Computational prediction of enzymatic reactions represents a crucial challenge in sustainable chemical synthesis across various scientific domains, ranging from drug discovery to materials science and green chemistry. These syntheses rely on proteins that selectively catalyze complex molecular transformations. These protein catalysts exhibit remarkable substrate adaptability, with the same protein often catalyzing different chemical transformations depending on its molecular partners. Current approaches to protein representation in reaction prediction either ignore protein structure entirely or rely on static embeddings, failing to capture how proteins dynamically adapt their behavior to different substrates. We present Docking-Aware Attention (DAA), a novel architecture that generates dynamic, context-dependent protein representations by incorporating molecular docking information into the attention mechanism. DAA combines physical interaction scores from docking predictions with learned attention patterns to focus on protein regions most relevant to specific molecular interactions. We evaluate our method on enzymatic reaction prediction, where it outperforms previous state-of-the-art methods, achieving 62.2\% accuracy versus 56.79\% on complex molecules and 55.54\% versus 49.45\% on innovative reactions. Through detailed ablation studies and visualizations, we demonstrate how DAA generates interpretable attention patterns that adapt to different molecular contexts. Our approach represents a general framework for context-aware protein representation in biocatalysis prediction, with potential applications across enzymatic synthesis planning. We open-source our implementation and pre-trained models to facilitate further research.

Paper Structure

This paper contains 34 sections, 5 equations, 4 figures, 2 tables, 1 algorithm.

Figures (4)

  • Figure 1: Overview of the DAA architecture. The protein sequence is processed through a pre-trained language model for per-amino acid embeddings.
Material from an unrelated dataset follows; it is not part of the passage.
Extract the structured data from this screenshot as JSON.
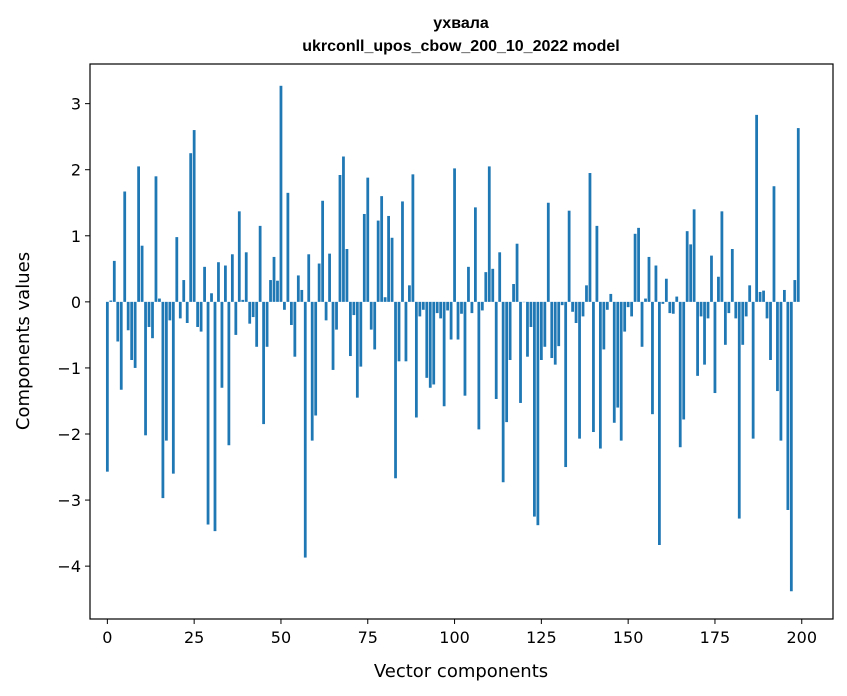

The DAA mechanism integrates sequence pooling, docking scores, and learned weights to create context-aware attention, which produces a final protein representation that incorporates protein-ligand interaction information
  • Figure 2: Overview of the biocatalysis generation pipeline. The model takes as input a catalyst enzyme and input molecule in SMILES format. These inputs are processed through our Docking-Aware Attention (DAA) mechanism to generate a molecule-specific protein representation. This representation is incorporated as a special token in the encoder, which processes the input SMILES string. The decoder then predicts the output molecule's SMILES string, representing the reaction product.
  • Figure 3: Attention patterns of triacylglycerol lipase (EC 3.1.1.3) across three reactions, showing: attention weights in sequence space (left), 3D structural visualization with attention intensity (center), and corresponding chemical reactions (right). The varying patterns demonstrate DAA's context-dependent adaptation.
  • Figure 4: PCA visualization of DAA-generated protein embeddings, showing protein-specific clusters (colors) with intra-cluster variation. Each point represents a protein in a specific molecular context, demonstrating both preserved protein identity and context-dependent adaptation. Analysis covers 10 ECREACT proteins with 50 molecular contexts each.